財閥御曹司は最愛の君と極上の愛を奏でる
衣都はなんとか気力を振り絞り、一旦マンションに戻った。
「腫れてる……」
鏡の前に立ち、自分の顔を改めて確認すると、頬が赤く腫れあがっていた。
冷蔵庫から氷を取り出し、頬を冷やす。
(響さんに行けないって連絡しなきゃ……)
こんな顔で出掛けたら、十中八九何があったのか聞かれてしまう。
ハンドバッグからスマホを取り出そうとしたが、手が震えてうっかり床に落としてしまった。
スマホを拾い上げようと身体をかがめると、涙が一緒に零れ落ちた。
(他の女性とホテルに行ったってどういうこと?私達、あのしきたりのおかげで結婚できるんじゃないの?)
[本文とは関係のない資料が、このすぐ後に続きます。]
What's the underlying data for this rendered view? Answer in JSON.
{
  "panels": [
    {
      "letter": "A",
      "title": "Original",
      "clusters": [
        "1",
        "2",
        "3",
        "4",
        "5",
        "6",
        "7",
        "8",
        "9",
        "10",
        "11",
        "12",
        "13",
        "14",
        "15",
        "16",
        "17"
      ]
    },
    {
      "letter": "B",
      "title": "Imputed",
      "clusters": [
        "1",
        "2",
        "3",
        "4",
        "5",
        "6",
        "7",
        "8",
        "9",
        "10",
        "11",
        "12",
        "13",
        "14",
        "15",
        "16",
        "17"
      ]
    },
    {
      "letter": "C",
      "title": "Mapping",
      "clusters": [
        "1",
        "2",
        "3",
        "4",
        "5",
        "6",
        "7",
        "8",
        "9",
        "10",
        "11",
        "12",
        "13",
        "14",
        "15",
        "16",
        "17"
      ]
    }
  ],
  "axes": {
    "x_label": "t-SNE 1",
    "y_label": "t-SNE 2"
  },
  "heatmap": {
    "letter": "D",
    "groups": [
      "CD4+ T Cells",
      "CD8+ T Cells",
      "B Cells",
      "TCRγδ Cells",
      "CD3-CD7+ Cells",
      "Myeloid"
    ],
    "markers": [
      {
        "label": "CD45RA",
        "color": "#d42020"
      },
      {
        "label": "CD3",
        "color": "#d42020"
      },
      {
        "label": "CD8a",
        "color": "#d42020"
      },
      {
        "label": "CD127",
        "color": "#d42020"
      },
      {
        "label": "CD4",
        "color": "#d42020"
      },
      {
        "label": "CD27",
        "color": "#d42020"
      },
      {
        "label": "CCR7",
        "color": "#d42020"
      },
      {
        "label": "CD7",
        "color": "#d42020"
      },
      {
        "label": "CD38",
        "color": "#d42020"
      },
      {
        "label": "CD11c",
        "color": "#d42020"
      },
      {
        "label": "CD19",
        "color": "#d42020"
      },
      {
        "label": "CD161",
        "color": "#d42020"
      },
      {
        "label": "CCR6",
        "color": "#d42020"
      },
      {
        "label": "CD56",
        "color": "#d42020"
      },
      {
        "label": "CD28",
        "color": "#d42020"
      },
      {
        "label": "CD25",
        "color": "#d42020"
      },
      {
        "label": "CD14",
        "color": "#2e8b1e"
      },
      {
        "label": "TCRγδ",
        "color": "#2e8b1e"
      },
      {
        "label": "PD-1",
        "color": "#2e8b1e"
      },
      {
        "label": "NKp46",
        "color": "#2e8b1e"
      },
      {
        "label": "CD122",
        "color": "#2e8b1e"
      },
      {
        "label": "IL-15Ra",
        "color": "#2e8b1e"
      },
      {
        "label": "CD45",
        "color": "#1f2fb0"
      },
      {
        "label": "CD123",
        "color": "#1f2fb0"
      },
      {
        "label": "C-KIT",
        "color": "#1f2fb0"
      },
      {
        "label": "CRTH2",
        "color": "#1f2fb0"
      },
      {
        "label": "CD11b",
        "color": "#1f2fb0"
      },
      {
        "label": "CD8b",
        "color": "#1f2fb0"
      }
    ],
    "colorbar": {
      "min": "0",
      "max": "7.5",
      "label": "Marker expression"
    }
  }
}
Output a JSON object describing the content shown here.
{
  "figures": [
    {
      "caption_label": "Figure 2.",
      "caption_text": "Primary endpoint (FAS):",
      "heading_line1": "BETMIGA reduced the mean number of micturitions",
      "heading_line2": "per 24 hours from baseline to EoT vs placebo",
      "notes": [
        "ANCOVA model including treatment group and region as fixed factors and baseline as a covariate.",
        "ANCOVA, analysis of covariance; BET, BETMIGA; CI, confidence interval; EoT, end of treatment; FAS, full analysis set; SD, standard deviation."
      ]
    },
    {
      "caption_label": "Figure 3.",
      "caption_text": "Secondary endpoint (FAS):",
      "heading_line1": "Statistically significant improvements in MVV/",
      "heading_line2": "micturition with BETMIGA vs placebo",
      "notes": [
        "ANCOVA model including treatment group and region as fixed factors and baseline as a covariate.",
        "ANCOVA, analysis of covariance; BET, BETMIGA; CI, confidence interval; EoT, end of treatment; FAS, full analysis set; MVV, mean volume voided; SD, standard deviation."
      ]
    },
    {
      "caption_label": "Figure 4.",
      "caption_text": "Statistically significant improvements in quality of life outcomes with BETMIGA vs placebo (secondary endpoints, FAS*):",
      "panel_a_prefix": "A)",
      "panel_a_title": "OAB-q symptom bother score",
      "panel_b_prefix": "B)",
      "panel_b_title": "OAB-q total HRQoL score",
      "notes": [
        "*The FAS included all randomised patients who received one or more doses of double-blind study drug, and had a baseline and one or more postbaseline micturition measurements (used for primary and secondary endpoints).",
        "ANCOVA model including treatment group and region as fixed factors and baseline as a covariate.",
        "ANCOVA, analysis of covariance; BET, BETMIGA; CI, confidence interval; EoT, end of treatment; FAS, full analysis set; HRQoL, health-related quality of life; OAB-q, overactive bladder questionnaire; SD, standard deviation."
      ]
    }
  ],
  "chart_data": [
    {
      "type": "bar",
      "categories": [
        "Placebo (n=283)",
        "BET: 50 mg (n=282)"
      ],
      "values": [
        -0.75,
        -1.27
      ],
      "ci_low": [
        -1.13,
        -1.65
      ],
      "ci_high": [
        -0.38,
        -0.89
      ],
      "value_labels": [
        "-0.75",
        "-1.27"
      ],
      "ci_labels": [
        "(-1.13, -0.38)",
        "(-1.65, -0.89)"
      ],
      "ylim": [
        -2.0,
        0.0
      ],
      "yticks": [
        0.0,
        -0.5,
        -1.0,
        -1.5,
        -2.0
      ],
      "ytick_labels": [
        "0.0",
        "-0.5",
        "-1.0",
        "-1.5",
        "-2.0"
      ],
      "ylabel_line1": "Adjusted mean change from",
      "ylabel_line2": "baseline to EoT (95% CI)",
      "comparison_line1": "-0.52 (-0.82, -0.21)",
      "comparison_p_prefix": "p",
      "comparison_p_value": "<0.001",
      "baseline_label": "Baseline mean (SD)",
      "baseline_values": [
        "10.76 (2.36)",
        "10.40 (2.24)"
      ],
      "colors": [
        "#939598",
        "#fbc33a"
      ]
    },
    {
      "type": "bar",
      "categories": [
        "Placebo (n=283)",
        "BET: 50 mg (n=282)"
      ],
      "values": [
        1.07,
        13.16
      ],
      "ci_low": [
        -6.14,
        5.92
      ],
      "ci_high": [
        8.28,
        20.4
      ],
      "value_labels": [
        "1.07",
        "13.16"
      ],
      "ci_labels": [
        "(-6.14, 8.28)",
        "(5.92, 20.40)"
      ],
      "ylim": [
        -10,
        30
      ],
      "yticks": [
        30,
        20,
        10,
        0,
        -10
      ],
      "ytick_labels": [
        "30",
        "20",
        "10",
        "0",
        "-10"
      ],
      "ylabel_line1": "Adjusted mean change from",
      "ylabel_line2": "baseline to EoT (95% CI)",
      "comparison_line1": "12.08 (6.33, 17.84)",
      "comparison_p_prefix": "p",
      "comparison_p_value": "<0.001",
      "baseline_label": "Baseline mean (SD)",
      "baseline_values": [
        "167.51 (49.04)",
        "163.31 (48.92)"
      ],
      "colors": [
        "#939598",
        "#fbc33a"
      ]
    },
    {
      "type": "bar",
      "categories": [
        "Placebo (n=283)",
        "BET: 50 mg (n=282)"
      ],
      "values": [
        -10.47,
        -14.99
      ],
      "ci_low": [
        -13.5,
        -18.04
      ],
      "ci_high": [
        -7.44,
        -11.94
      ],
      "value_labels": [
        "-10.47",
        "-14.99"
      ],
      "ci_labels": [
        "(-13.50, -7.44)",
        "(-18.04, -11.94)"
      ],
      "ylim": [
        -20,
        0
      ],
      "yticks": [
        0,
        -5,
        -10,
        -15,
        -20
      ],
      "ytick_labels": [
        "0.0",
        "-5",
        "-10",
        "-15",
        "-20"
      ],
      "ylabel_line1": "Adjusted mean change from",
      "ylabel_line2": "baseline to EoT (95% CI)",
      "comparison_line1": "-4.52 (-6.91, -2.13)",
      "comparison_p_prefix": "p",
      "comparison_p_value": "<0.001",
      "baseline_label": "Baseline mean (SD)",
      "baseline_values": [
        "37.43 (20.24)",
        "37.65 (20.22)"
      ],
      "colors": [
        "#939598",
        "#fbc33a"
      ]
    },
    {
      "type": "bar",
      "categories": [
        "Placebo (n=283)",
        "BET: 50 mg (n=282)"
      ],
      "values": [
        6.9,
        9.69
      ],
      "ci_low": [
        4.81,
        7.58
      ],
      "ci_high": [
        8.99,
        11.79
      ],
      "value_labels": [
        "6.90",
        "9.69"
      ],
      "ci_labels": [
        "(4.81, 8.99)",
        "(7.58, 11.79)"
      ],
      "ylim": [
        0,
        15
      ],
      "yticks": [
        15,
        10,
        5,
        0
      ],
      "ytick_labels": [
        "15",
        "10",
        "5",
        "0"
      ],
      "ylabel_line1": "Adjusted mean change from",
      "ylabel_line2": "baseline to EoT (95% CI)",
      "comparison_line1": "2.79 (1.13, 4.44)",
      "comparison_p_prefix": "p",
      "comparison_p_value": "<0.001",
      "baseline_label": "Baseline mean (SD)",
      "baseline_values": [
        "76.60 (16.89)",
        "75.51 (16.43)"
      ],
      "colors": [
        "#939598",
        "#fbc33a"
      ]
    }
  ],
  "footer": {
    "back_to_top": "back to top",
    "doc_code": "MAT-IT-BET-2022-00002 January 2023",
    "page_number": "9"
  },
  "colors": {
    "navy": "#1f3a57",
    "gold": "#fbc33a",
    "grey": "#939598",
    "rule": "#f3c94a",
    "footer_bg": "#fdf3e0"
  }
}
響は相手が誰だろうと、自分の意に沿わぬことは絶対にしない。
女性とホテルに行ったのは響の意思に他ならないということだ。
『初めて』でなければ、衣都と響が結婚する大義名分が失われてしまう。
(響さんは嘘をついていたの……?)
ただでさえ降って湧いたような結婚なのに、これでは何が正しいのかわからない。
衣都はぎゅうっと自分の身体を抱き締めた。
「信じてもいいんですよね……?」
衣都の心には暗雲が立ちこめていた。